For one thing, this shows that teachers can make a difference. In Chicago, Garcia's success was driven by the Chicago Teachers Union (CTU) and its national parent, the American Federation of Teachers (AFT), which provided thousands of eager volunteers and donated hundreds of thousands of dollars. The other big race on the AFT's radar screen in 2015 is Philadelphia. The national president, Randi Weingarten, has spent considerable time here, believes that unionized teachers played a key role in electing Gov. Wolf last November; the union hopes to make a huge splash with an endorsement next month.

Second of all, Garcia's success suggests that the playbook for governing big cities is changing, rapidly. In Chicago, critics have labeled Emanuel "Mayor 1%," and 55 percent of Democrats said this week they don't want an encore. Since the Rendell years, Philadelphia's been governed by a slightly more benign business-friendly consensus that was great for Center City skyscrapers but lousy for neighborhood schools. Voters are clamoring for something different. A candidate who "borrows" Garcia's playbook could do very well here in May.

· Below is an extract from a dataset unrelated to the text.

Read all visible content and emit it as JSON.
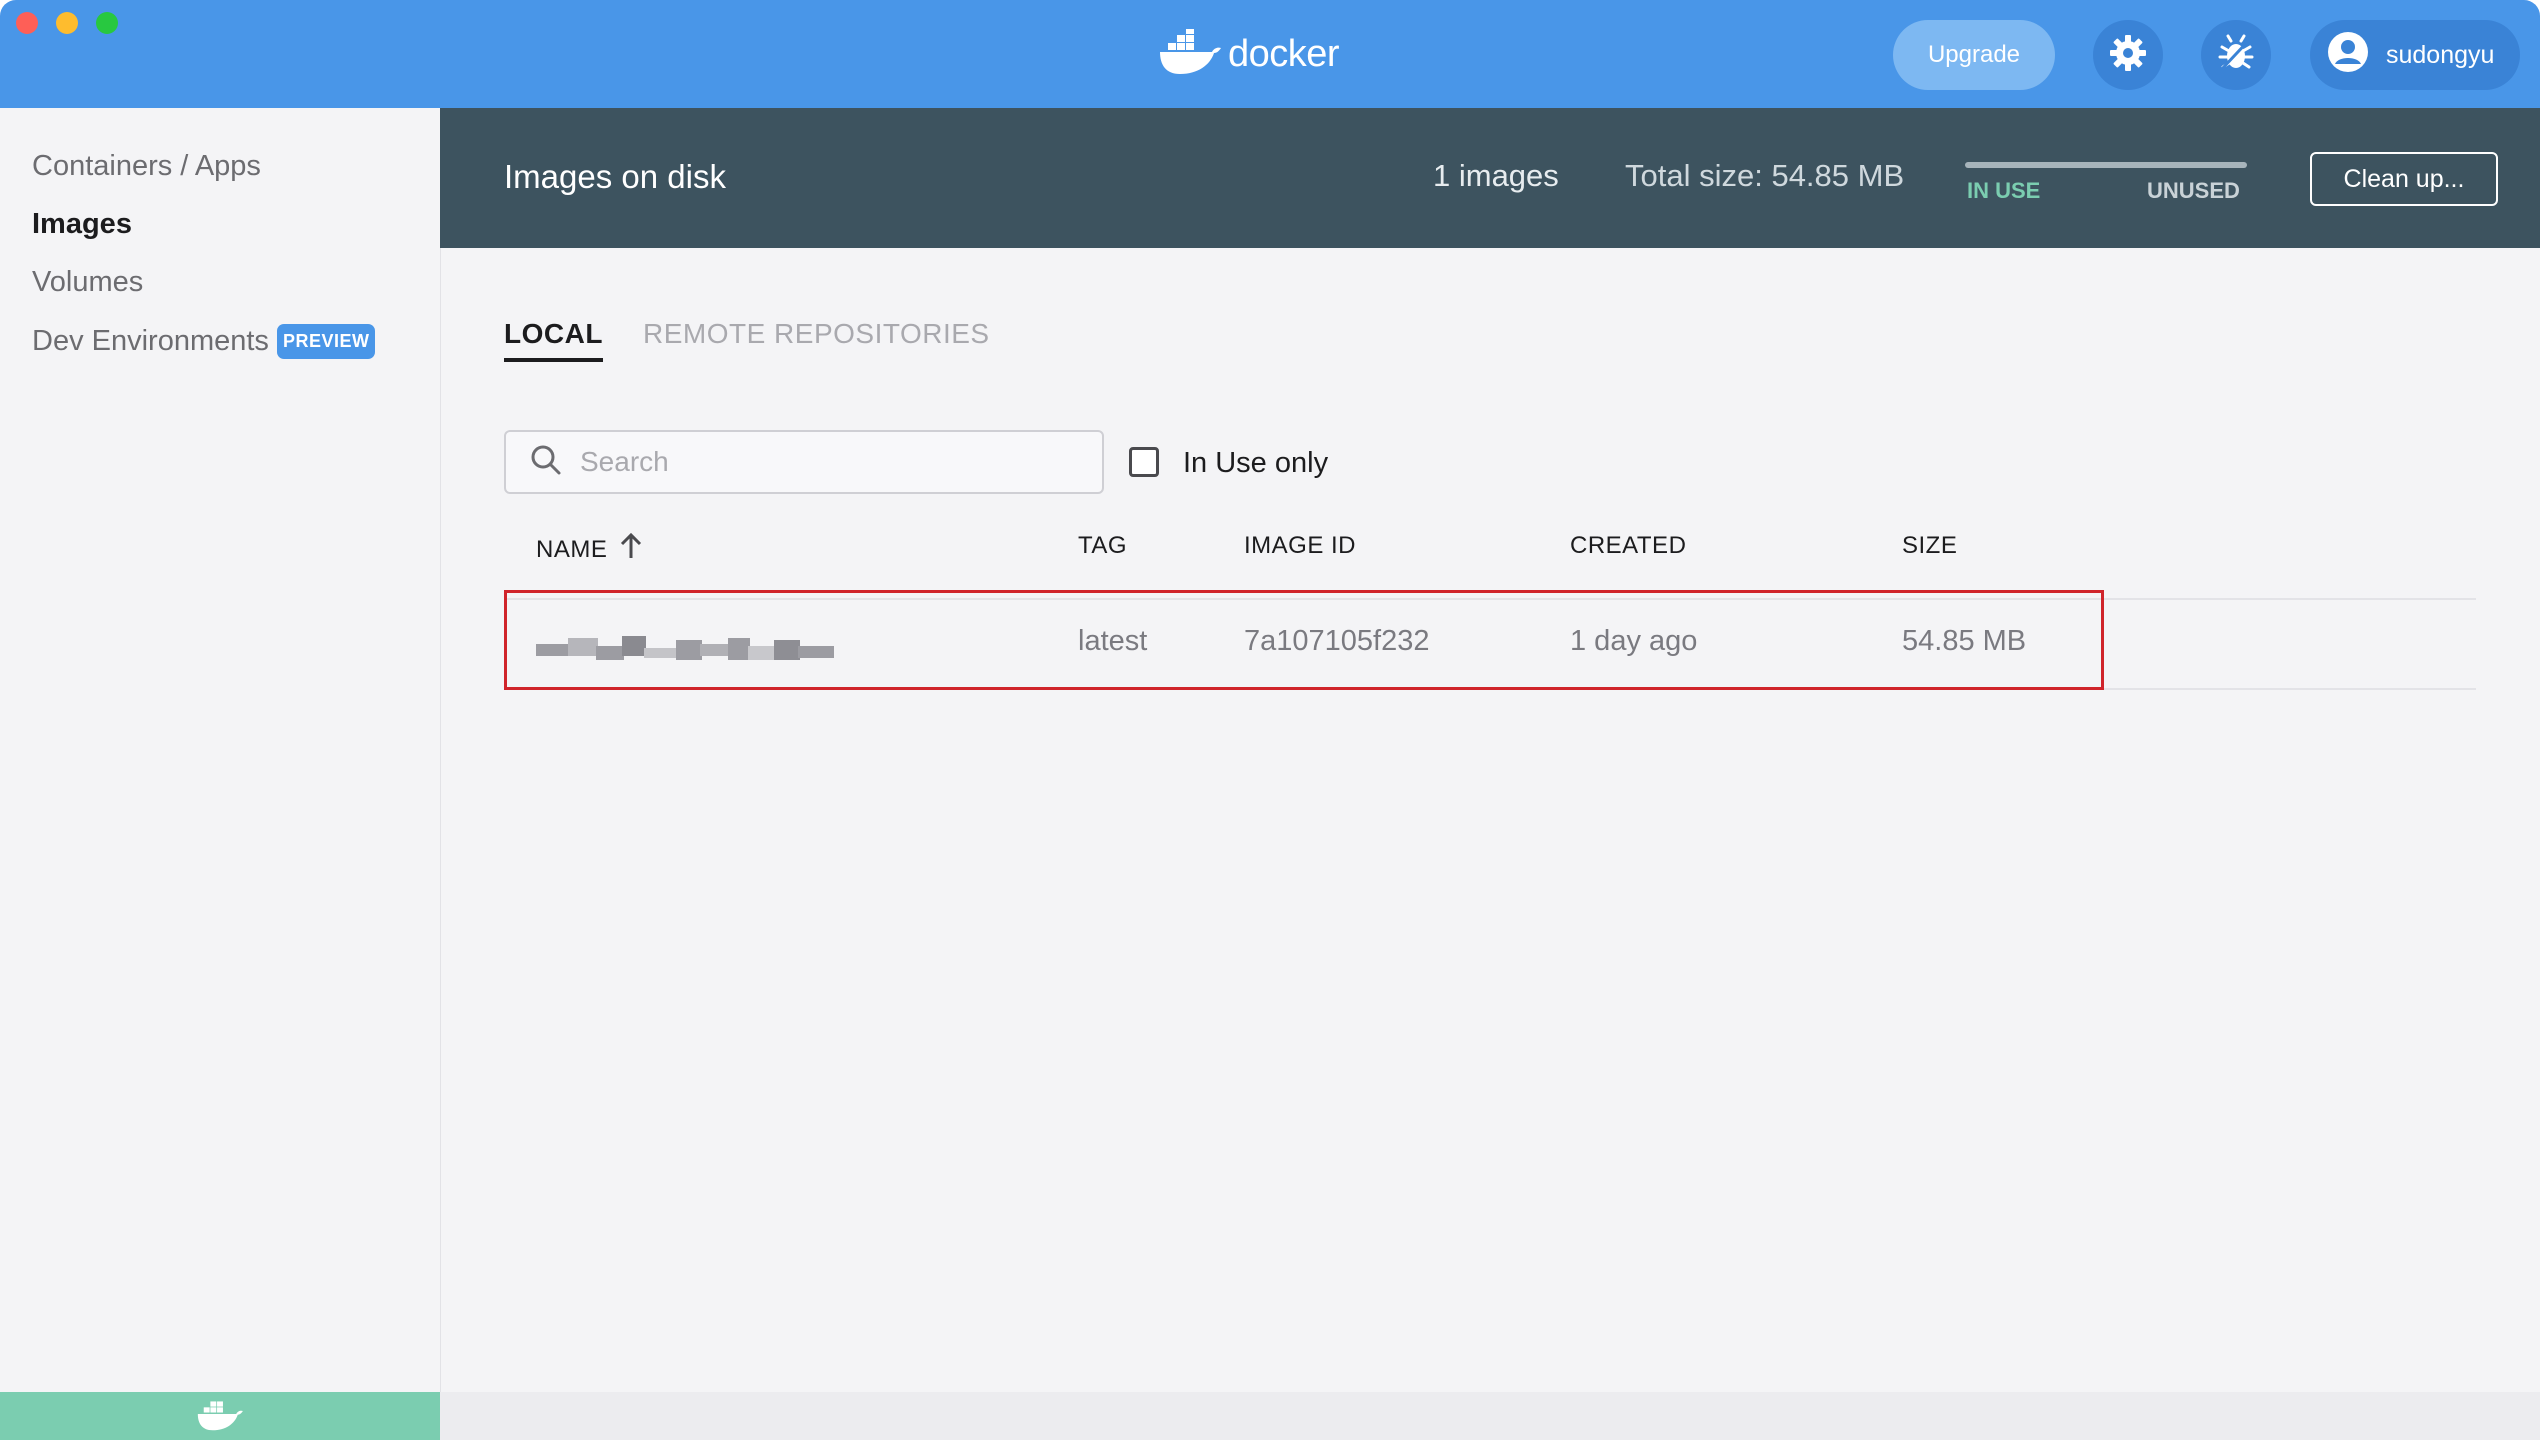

But Philadelphia also isn't quite like Chicago -- there's no incumbent in the race, certainly not a cartoon-villain elitist like Emanuel, and no one here has quite the same progressive cred as Garcia. Former councilman Jim Kenney has adopted the most progressive platform so far, but legitimate questions remain about his ties to some non-progressive forces like pro-charters electricians union boss John Dougherty. Yet nothing seems fixed in stone in this Philadelphia election, and Garcia's bold platform -- and the success of new very liberal mayors like New York's Bill DiBlasio, who's kept murders at record low levels while ending the abuses of stop-and-frisk (while Philly hasn't) -- can serve as a road map. Maybe Tuesday's Chicago vote can be a come-to....um, Garcia moment for Philadelphia's City Hall wannabes.